Among the major announcements are funds to support the poorest and most vulnerable, whose plight has been brought into sharp perspective by this year’s extreme weather, a UNFCCC spokesperson said. In the InsuResilience Initiative, additional $125 million from Germany will support provision of insurance to an additional 400 million poor and vulnerable people by 2020. According to recent estimates, only about 100 million people in developing countries and emerging economies are currently covered by climate risk insurance.
Likewise, the climate adaptation fund exceeded its target with Germany’s contribution of 50 million euros and Italy’s contribution of seven million euros, which means the fund has now surpassed its 2017 target by over $13 million and stands at the equivalent of $93.3 million dollars.
At Bonn, India reiterated provisions for finance — both for adaptation and mitigation, technology transfer for climate actions from the developed nations. A day after a major victory for India and developing countries on climate action before 2020 that the developed world agreed to discuss in subsequent two years, India’s Minister of Environment, Forest and Climate Change Harsh Vardhan has said provisions for finance, technology transfer and capacity building support to developing nations are critical.
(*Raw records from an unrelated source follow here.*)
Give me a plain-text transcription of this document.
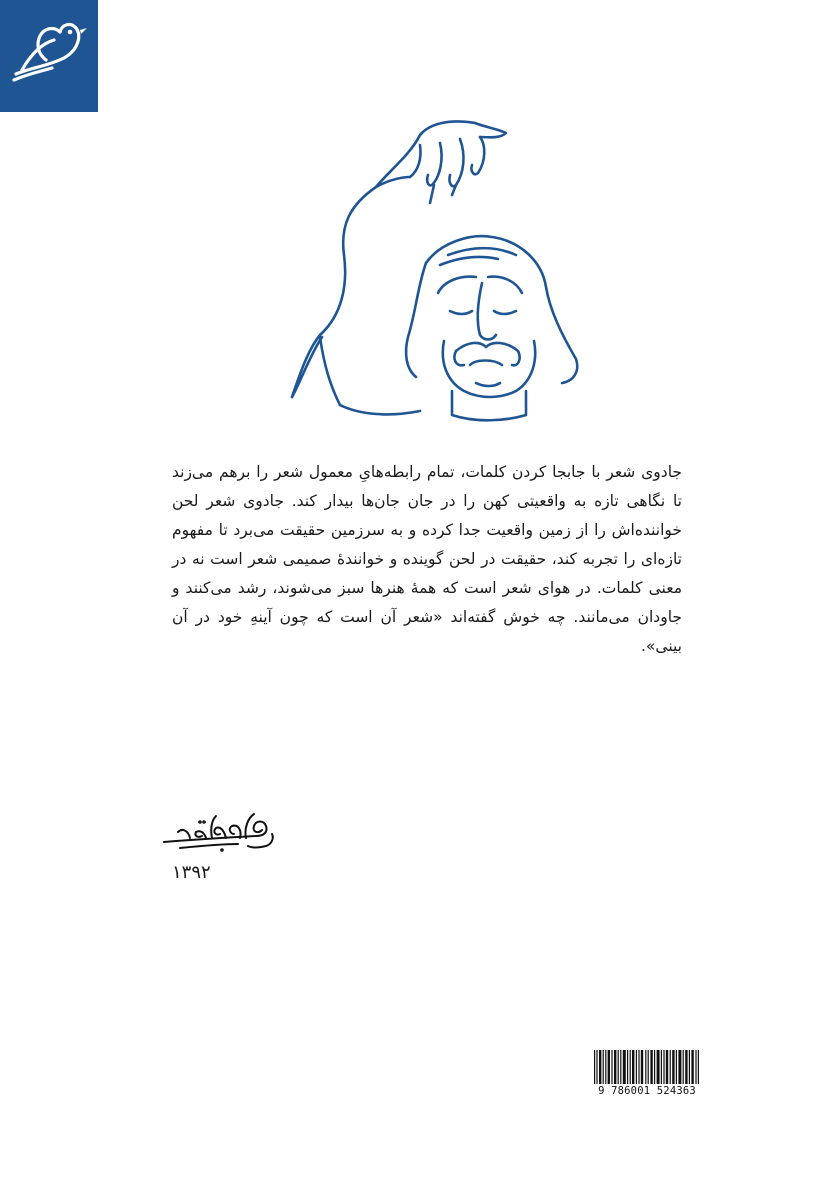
جادوی شعر با جابجا کردن کلمات، تمام رابطه‌هایِ معمول شعر را برهم می‌زند تا نگاهی تازه به واقعیتی کهن را در جان جان‌ها بیدار کند. جادوی شعر لحن خواننده‌اش را از زمین واقعیت جدا کرده و به سرزمین حقیقت می‌برد تا مفهوم تازه‌ای را تجربه کند، حقیقت در لحن گوینده و خوانندهٔ صمیمی شعر است نه در معنی کلمات. در هوای شعر است که همهٔ هنرها سبز می‌شوند، رشد می‌کنند و جاودان می‌مانند. چه خوش گفته‌اند «شعر آن است که چون آینهِ خود در آن بینی».

۱۳۹۲
9 786001 524363
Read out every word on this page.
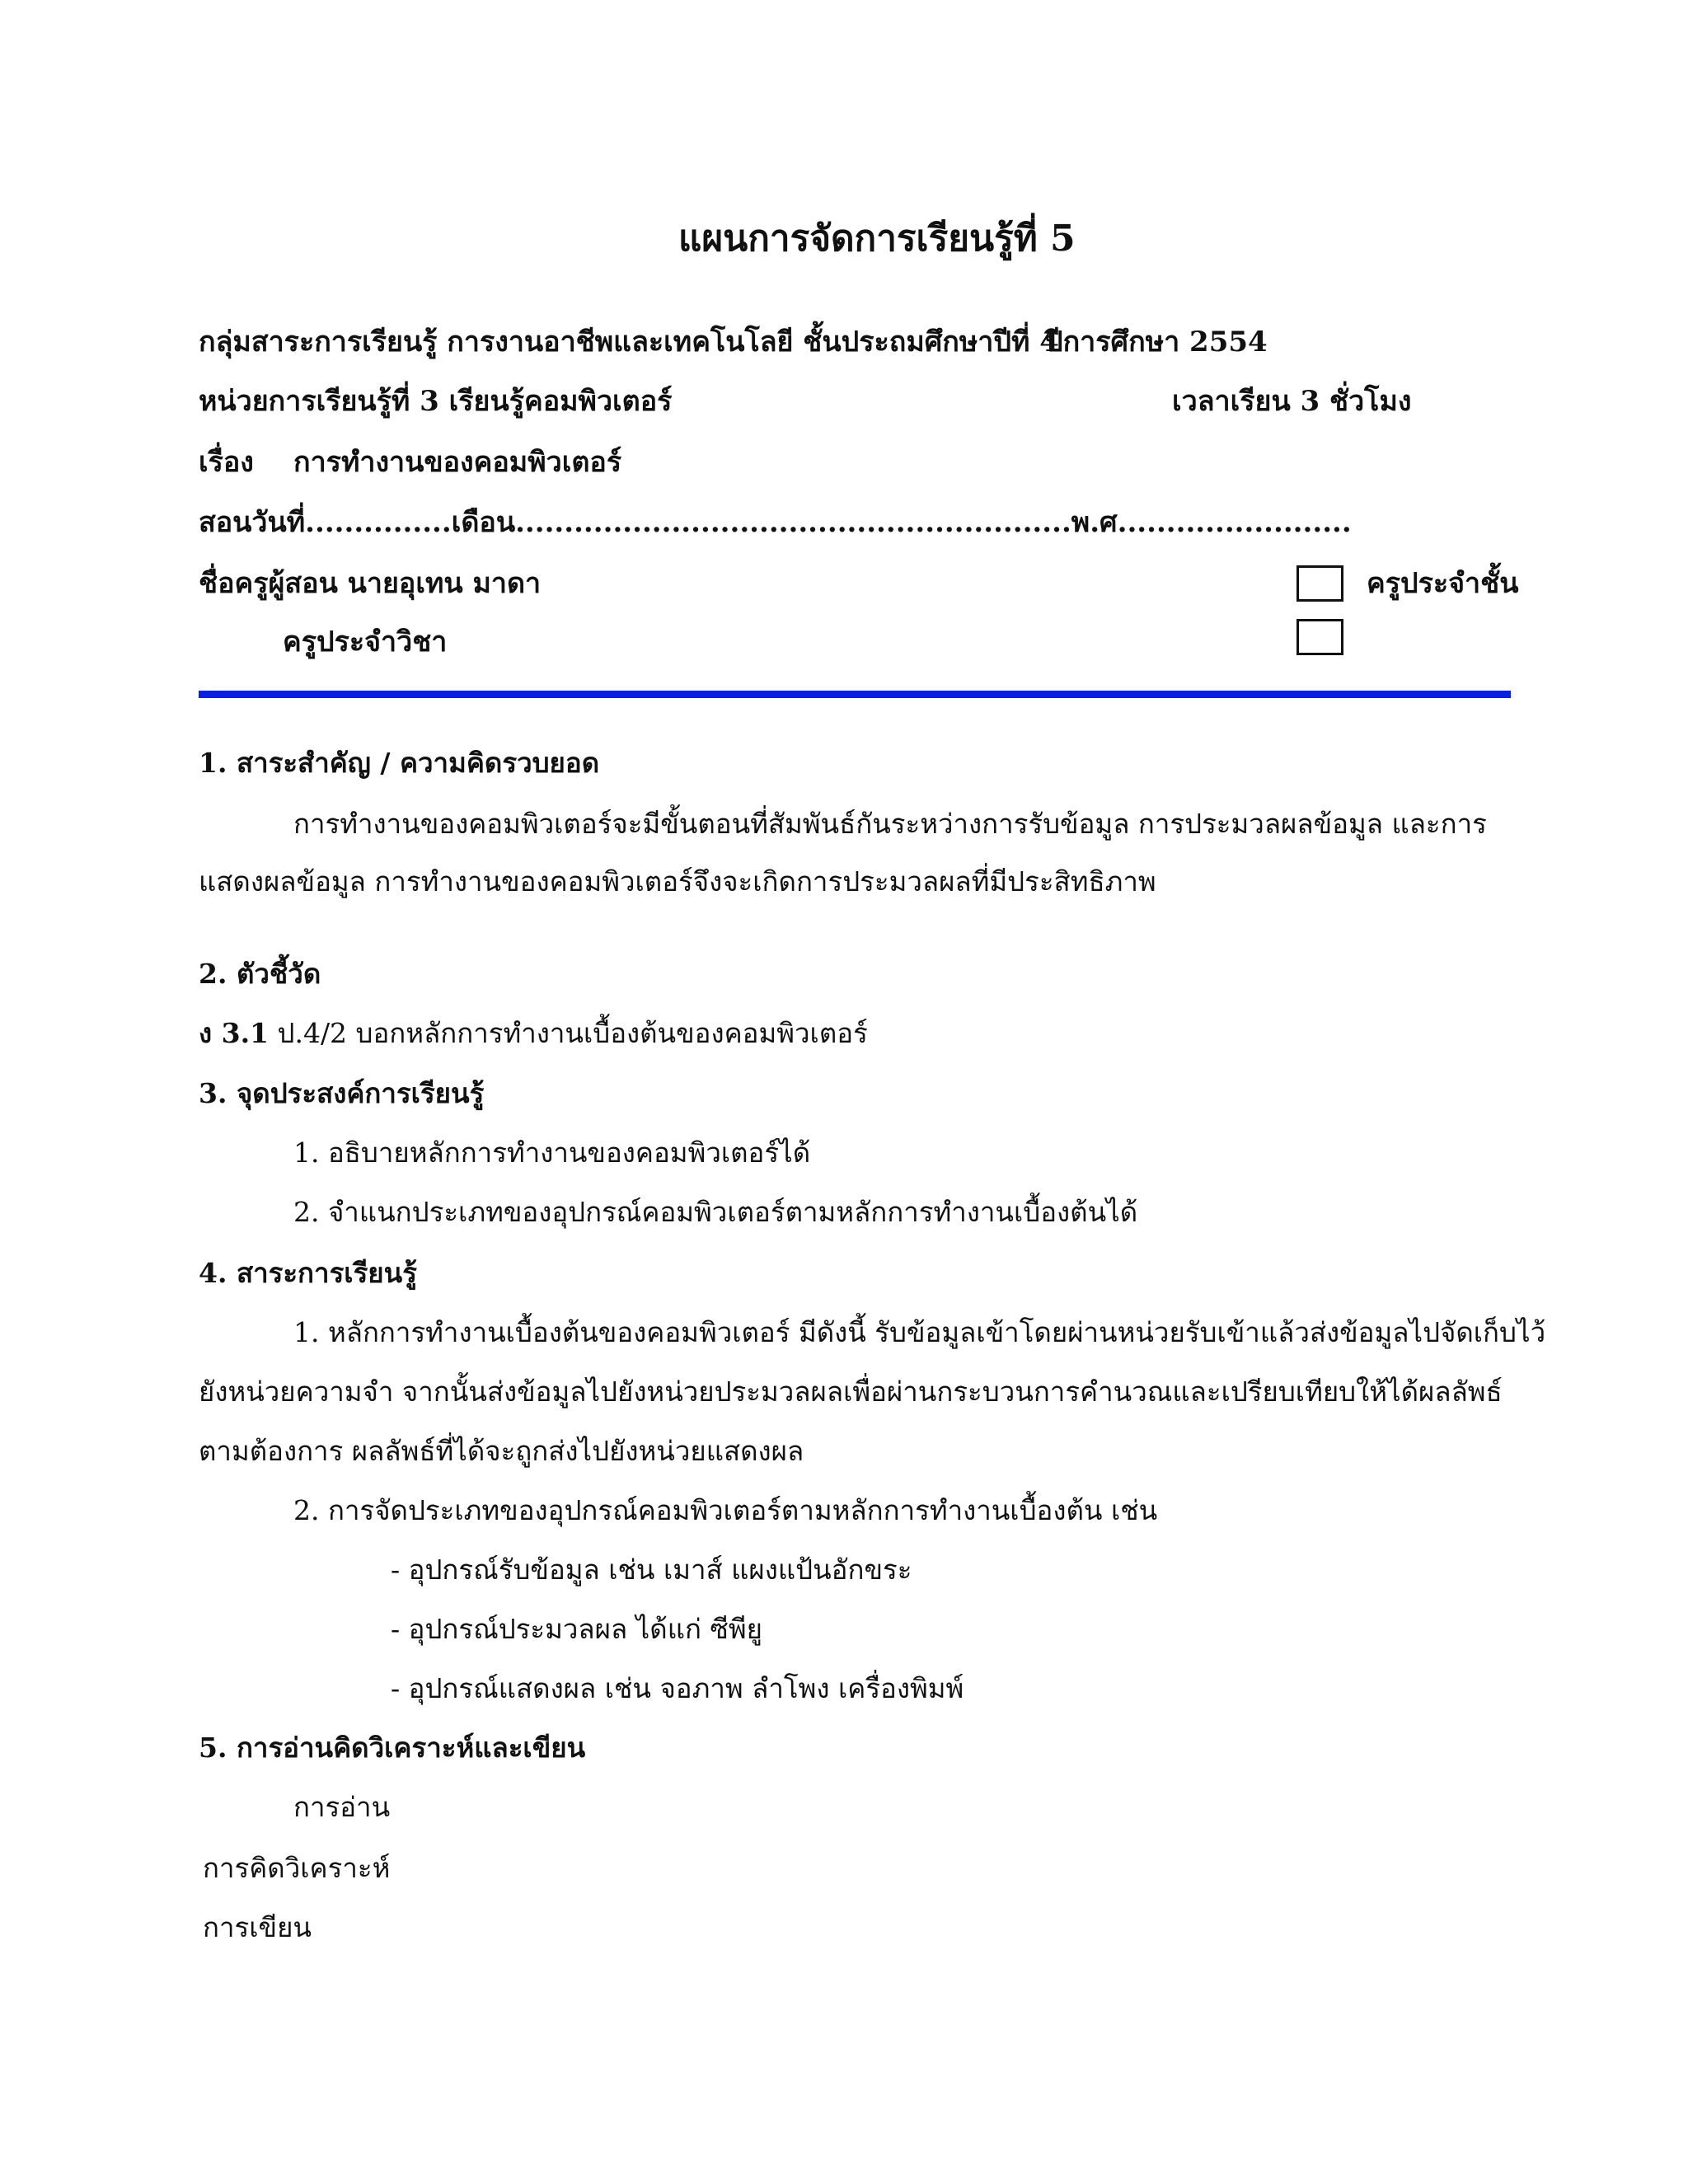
แผนการจัดการเรียนรู้ที่ 5
กลุ่มสาระการเรียนรู้ การงานอาชีพและเทคโนโลยี ชั้นประถมศึกษาปีที่ 4
ปีการศึกษา 2554
หน่วยการเรียนรู้ที่ 3 เรียนรู้คอมพิวเตอร์	เวลาเรียน 3 ชั่วโมง
เรื่อง การทำงานของคอมพิวเตอร์
สอนวันที่...............เดือน.........................................................พ.ศ........................
ชื่อครูผู้สอน นายอุเทน มาดา	ครูประจำชั้น
ครูประจำวิชา
1. สาระสำคัญ / ความคิดรวบยอด
การทำงานของคอมพิวเตอร์จะมีขั้นตอนที่สัมพันธ์กันระหว่างการรับข้อมูล การประมวลผลข้อมูล และการ
แสดงผลข้อมูล การทำงานของคอมพิวเตอร์จึงจะเกิดการประมวลผลที่มีประสิทธิภาพ
2. ตัวชี้วัด
ง 3.1 ป.4/2 บอกหลักการทำงานเบื้องต้นของคอมพิวเตอร์
3. จุดประสงค์การเรียนรู้
1. อธิบายหลักการทำงานของคอมพิวเตอร์ได้
2. จำแนกประเภทของอุปกรณ์คอมพิวเตอร์ตามหลักการทำงานเบื้องต้นได้
4. สาระการเรียนรู้
1. หลักการทำงานเบื้องต้นของคอมพิวเตอร์ มีดังนี้ รับข้อมูลเข้าโดยผ่านหน่วยรับเข้าแล้วส่งข้อมูลไปจัดเก็บไว้
ยังหน่วยความจำ จากนั้นส่งข้อมูลไปยังหน่วยประมวลผลเพื่อผ่านกระบวนการคำนวณและเปรียบเทียบให้ได้ผลลัพธ์
ตามต้องการ ผลลัพธ์ที่ได้จะถูกส่งไปยังหน่วยแสดงผล
2. การจัดประเภทของอุปกรณ์คอมพิวเตอร์ตามหลักการทำงานเบื้องต้น เช่น
- อุปกรณ์รับข้อมูล เช่น เมาส์ แผงแป้นอักขระ
- อุปกรณ์ประมวลผล ได้แก่ ซีพียู
- อุปกรณ์แสดงผล เช่น จอภาพ ลำโพง เครื่องพิมพ์
5. การอ่านคิดวิเคราะห์และเขียน
การอ่าน
การคิดวิเคราะห์
การเขียน
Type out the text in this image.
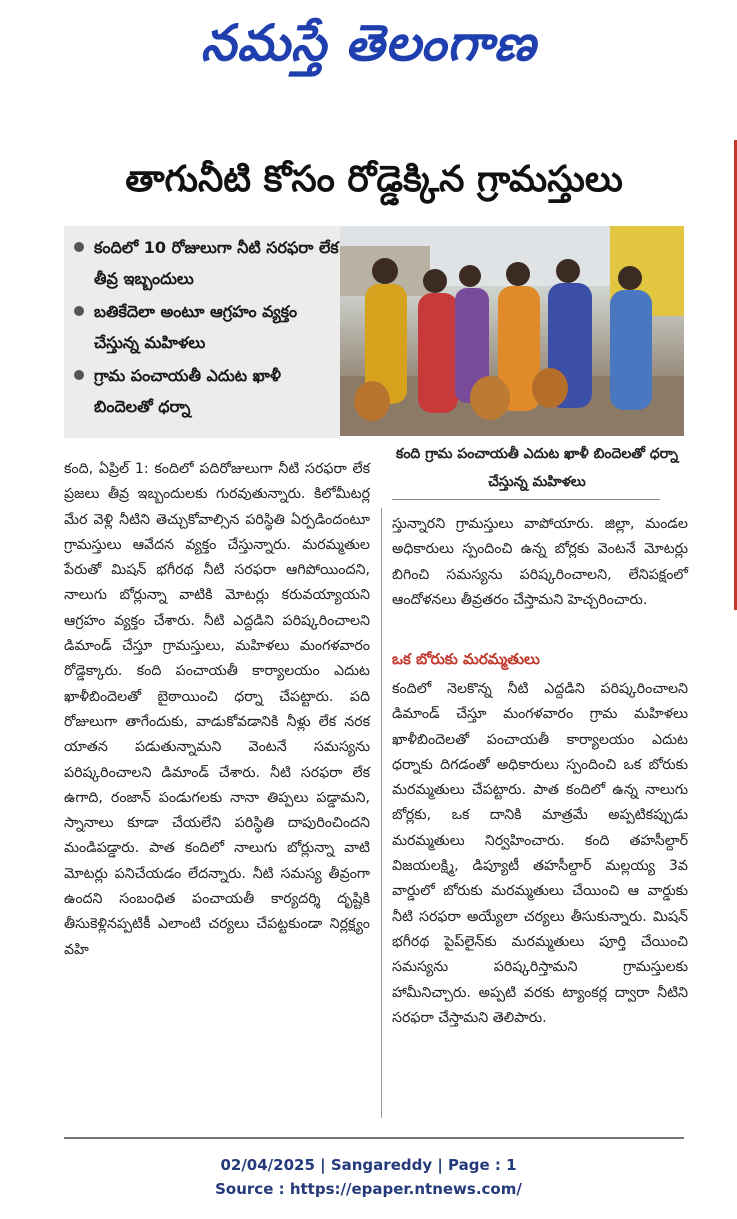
నమస్తే తెలంగాణ
తాగునీటి కోసం రోడ్డెక్కిన గ్రామస్తులు
కందిలో 10 రోజులుగా నీటి సరఫరా లేక తీవ్ర ఇబ్బందులు
బతికేదెలా అంటూ ఆగ్రహం వ్యక్తం చేస్తున్న మహిళలు
గ్రామ పంచాయతీ ఎదుట ఖాళీ బిందెలతో ధర్నా
కంది గ్రామ పంచాయతీ ఎదుట ఖాళీ బిందెలతో ధర్నా చేస్తున్న మహిళలు
కంది, ఏప్రిల్ 1: కందిలో పదిరోజులుగా నీటి సరఫరా లేక ప్రజలు తీవ్ర ఇబ్బందులకు గురవుతున్నారు. కిలోమీటర్ల మేర వెళ్లి నీటిని తెచ్చుకోవాల్సిన పరిస్థితి ఏర్పడిందంటూ గ్రామస్తులు ఆవేదన వ్యక్తం చేస్తున్నారు. మరమ్మతుల పేరుతో మిషన్ భగీరథ నీటి సరఫరా ఆగిపోయిందని, నాలుగు బోర్లున్నా వాటికి మోటర్లు కరువయ్యాయని ఆగ్రహం వ్యక్తం చేశారు. నీటి ఎద్దడిని పరిష్కరించాలని డిమాండ్ చేస్తూ గ్రామస్తులు, మహిళలు మంగళవారం రోడ్డెక్కారు. కంది పంచాయతీ కార్యాలయం ఎదుట ఖాళీబిందెలతో బైఠాయించి ధర్నా చేపట్టారు. పది రోజులుగా తాగేందుకు, వాడుకోవడానికి నీళ్లు లేక నరక యాతన పడుతున్నామని వెంటనే సమస్యను పరిష్కరించాలని డిమాండ్ చేశారు. నీటి సరఫరా లేక ఉగాది, రంజాన్ పండుగలకు నానా తిప్పలు పడ్డామని, స్నానాలు కూడా చేయలేని పరిస్థితి దాపురించిందని మండిపడ్డారు. పాత కందిలో నాలుగు బోర్లున్నా వాటి మోటర్లు పనిచేయడం లేదన్నారు. నీటి సమస్య తీవ్రంగా ఉందని సంబంధిత పంచాయతీ కార్యదర్శి దృష్టికి తీసుకెళ్లినప్పటికీ ఎలాంటి చర్యలు చేపట్టకుండా నిర్లక్ష్యం వహి
స్తున్నారని గ్రామస్తులు వాపోయారు. జిల్లా, మండల అధికారులు స్పందించి ఉన్న బోర్లకు వెంటనే మోటర్లు బిగించి సమస్యను పరిష్కరించాలని, లేనిపక్షంలో ఆందోళనలు తీవ్రతరం చేస్తామని హెచ్చరించారు.
ఒక బోరుకు మరమ్మతులు
కందిలో నెలకొన్న నీటి ఎద్దడిని పరిష్కరించాలని డిమాండ్ చేస్తూ మంగళవారం గ్రామ మహిళలు ఖాళీబిందెలతో పంచాయతీ కార్యాలయం ఎదుట ధర్నాకు దిగడంతో అధికారులు స్పందించి ఒక బోరుకు మరమ్మతులు చేపట్టారు. పాత కందిలో ఉన్న నాలుగు బోర్లకు, ఒక దానికి మాత్రమే అప్పటికప్పుడు మరమ్మతులు నిర్వహించారు. కంది తహసీల్దార్ విజయలక్ష్మి, డిప్యూటీ తహసీల్దార్ మల్లయ్య 3వ వార్డులో బోరుకు మరమ్మతులు చేయించి ఆ వార్డుకు నీటి సరఫరా అయ్యేలా చర్యలు తీసుకున్నారు. మిషన్ భగీరథ పైప్‌లైన్‌కు మరమ్మతులు పూర్తి చేయించి సమస్యను పరిష్కరిస్తామని గ్రామస్తులకు హామీనిచ్చారు. అప్పటి వరకు ట్యాంకర్ల ద్వారా నీటిని సరఫరా చేస్తామని తెలిపారు.
02/04/2025 | Sangareddy | Page : 1
Source : https://epaper.ntnews.com/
Stressing that this Conference of Parties (COP23) is crucial as it would set the stage for the 2018 Facilitative Dialogue, accelerate pre-2020 action and firm up the modalities for implementing the 2015 Paris Agreement, he said India has undertaken ambitious mitigation and adaptation action. The action is in the fields of clean energy, especially renewable energy; enhancement of energy efficiency; development of less carbon-intensive and resilient urban centers; and promotion of waste-to-wealth and efforts to enhance carbon sink through creation of forest and tree cover. On the demand of BASIC countries (Brazil, South Africa, India and China), Fiji, which was presiding over the conference, has also been asked to send letters to all the countries which are yet to ratify the Doha amendments to the Kyoto Protocol of 1997 to do so “as soon as possible”.